World Environment Day is a global event led by UN Environment that is celebrated every June 5 in thousands of communities around the world. Since its inception in 1972, it has grown into a global public outreach platform, widely replicated around the world.
Each year, World Environment Day is organized around a theme and serves to focus attention on a particular pressing issue. This year’s theme, No Plastic Pollution, calls on people around the world for a Planet Free of Plastic Pollution.
According to the UN, the celebration of this day aims to make us aware that we ourselves can change habits in our daily lives to reduce the heavy burden of pollution of plastics in our nature, in our wildlife and on our own health. While plastic has many valuable uses, we rely too much on single-use or disposable plastic, and that has serious environmental consequences.
Every year, the world uses 500 billion plastic bags
The message of this World Environment Day is simple: reject disposable plastic. If you can’t reuse it, reject it. Together we can pave the way to a cleaner, greener planet.
India, anfitirone
With one of the highest recycling rates in the world, India is emerging as a leader in this sector and its role can be momentous in the fight against pollution. By organizing World Environment Day 2018, the Indian government is accelerating its leadership on an issue of enormous magnitude.
Its campaign urges governments, industry, communities and individuals to join together to urgently reduce the production and excessive use of disposable plastics that pollute our oceans, harm marine life and threaten human health.
The country will no doubt be an example after photographer Nick Garbutt portrayed “the other view of the Taj Mahal that we don’t usually see”: the surroundings of the white marble mausoleum filled to the brim with rubbish, including many plastics.
Some facts about plastic contamination
- Every year, the world uses 500 billion plastic bags
- Every year, at least 8 million tons of plastic end up in the oceans, the equivalent of a garbage truck unloading every minute.
- In the last decade, we have produced more plastic than in the whole of the last century.
- 50% of the plastic we use is single-use or disposable.
- We buy 1 million plastic bottles per minute.
- Plastic makes up 10% of all the waste we generate.
The figures are alarming and their consequences are even more alarming. Humanity has been the main actor of the direct consequences that the use of plastic is having on our planet.
We have been still witnesses of the formation of a seventh continent formed by plastics and microplastics (nothing less than an accumulation of 80,000 tons of plastic in the middle of the Pacific),
The most striking example is the United States, where 94% of the samples taken show the presence of plastics in drinking water; in Europe, 72% and in New Delhi, capital of the country hosting this World Environment Day, 82%. Some will say that, in view of these figures, it will be better to consume bottled water… well, no: 93% of bottled water contains plastic microparticles. Tap water will always be a better choice: it is more sustainable, cheaper and healthier.

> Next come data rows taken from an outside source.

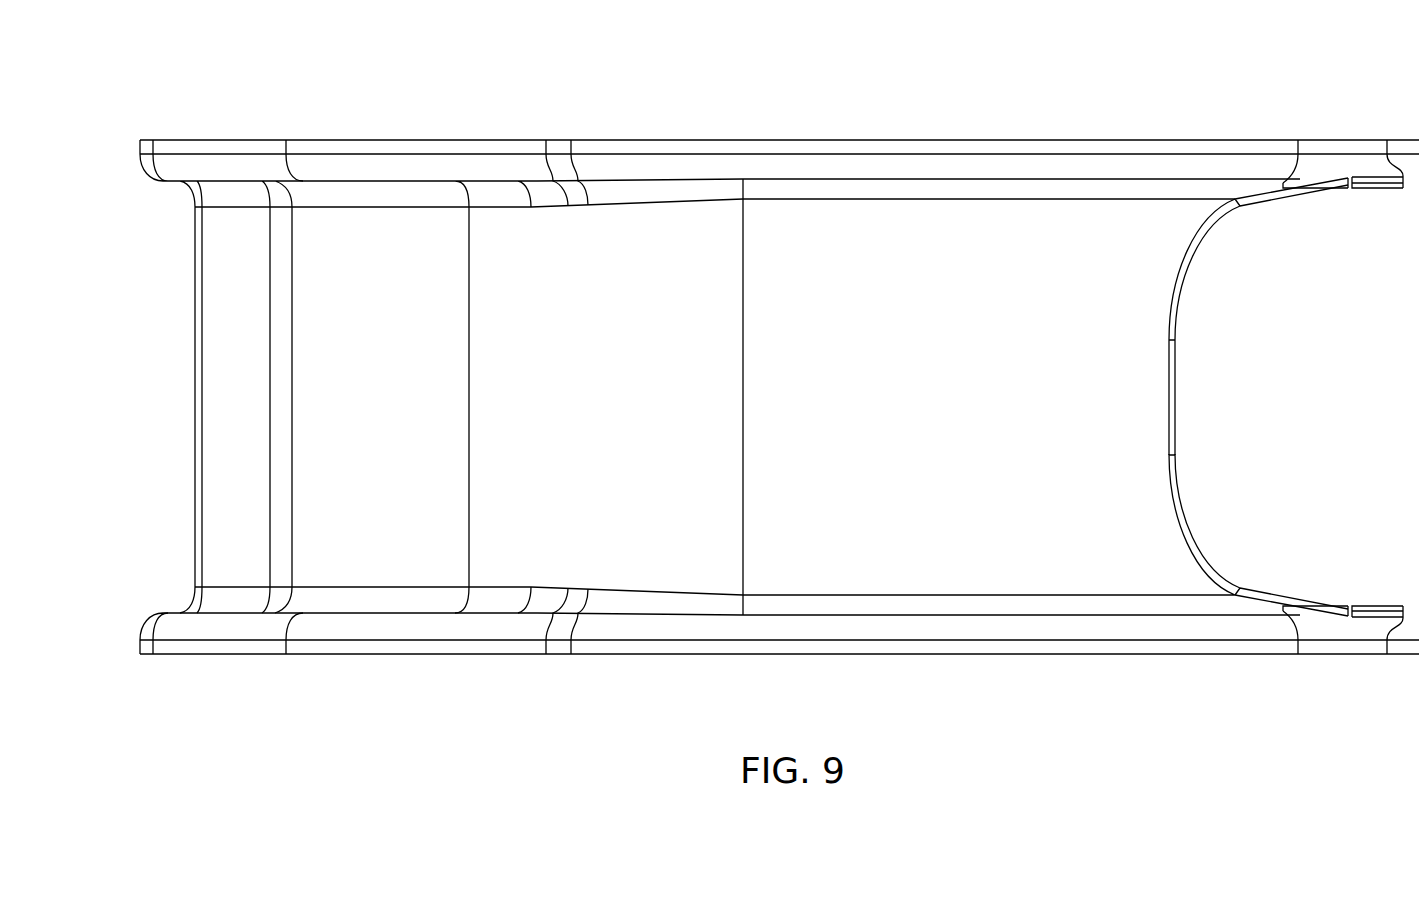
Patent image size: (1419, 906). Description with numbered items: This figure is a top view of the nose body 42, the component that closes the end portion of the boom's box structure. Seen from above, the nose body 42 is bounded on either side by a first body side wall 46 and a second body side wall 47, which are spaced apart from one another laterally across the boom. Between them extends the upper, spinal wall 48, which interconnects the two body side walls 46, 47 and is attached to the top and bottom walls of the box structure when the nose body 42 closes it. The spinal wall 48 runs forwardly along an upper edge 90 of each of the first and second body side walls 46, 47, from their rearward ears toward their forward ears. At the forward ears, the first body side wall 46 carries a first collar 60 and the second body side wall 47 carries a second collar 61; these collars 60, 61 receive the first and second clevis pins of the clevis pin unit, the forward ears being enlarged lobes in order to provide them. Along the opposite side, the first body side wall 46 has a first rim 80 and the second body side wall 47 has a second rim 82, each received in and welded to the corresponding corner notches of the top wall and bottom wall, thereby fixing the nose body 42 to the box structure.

The nose body 42 is at (225, 84).
The first body side wall 46 is at (678, 654).
The second body side wall 47 is at (938, 139).
The spinal wall 48 is at (878, 422).
The first collar 60 is at (1392, 605).
The second collar 61 is at (1392, 190).
The first rim 80 is at (862, 654).
The second rim 82 is at (1037, 147).
The upper edge 90 is at (762, 147).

How can plastic pollution be stopped?
Many people are asking themselves this question, and not a few are trying to make amends for this gigantic and devastating plastic pollution. To give just a few examples, we find The Ocean Clean Up and its drag system using ocean currents as the driving force of an enormous anchor to capture and concentrate the plastic. By suspending a large anchor in a deep, slow-moving layer of water, we can slow down the system enough for the plastic to move faster than the cleaning system. This will cause the plastic to build up against the cleaning system.
Hollywood stars also joined in stopping the excessive consumption of plastic to clean up the oceans. Adrian Grenier (actor and film producer) and Lucy Sumner, through the Lonely Whale Foundation, launched a campaign focused on the use of plastic straws: #StopSucking, as straws are among the 10 most present in beach cleaning and can do a lot of damage to seabirds, turtles and other marine creatures.
A big step towards ending this problem is the solid commitment to the circular economy, reducing waste to a minimum, betting on the reuse, repair, renovation and recycling of existing materials and products. The Commission and the European Parliament have finally laid the foundations for an ambitious strategy with measures to bring EU waste legislation into line with the challenges of the future, as part of the EU’s overall policy on the circular economy.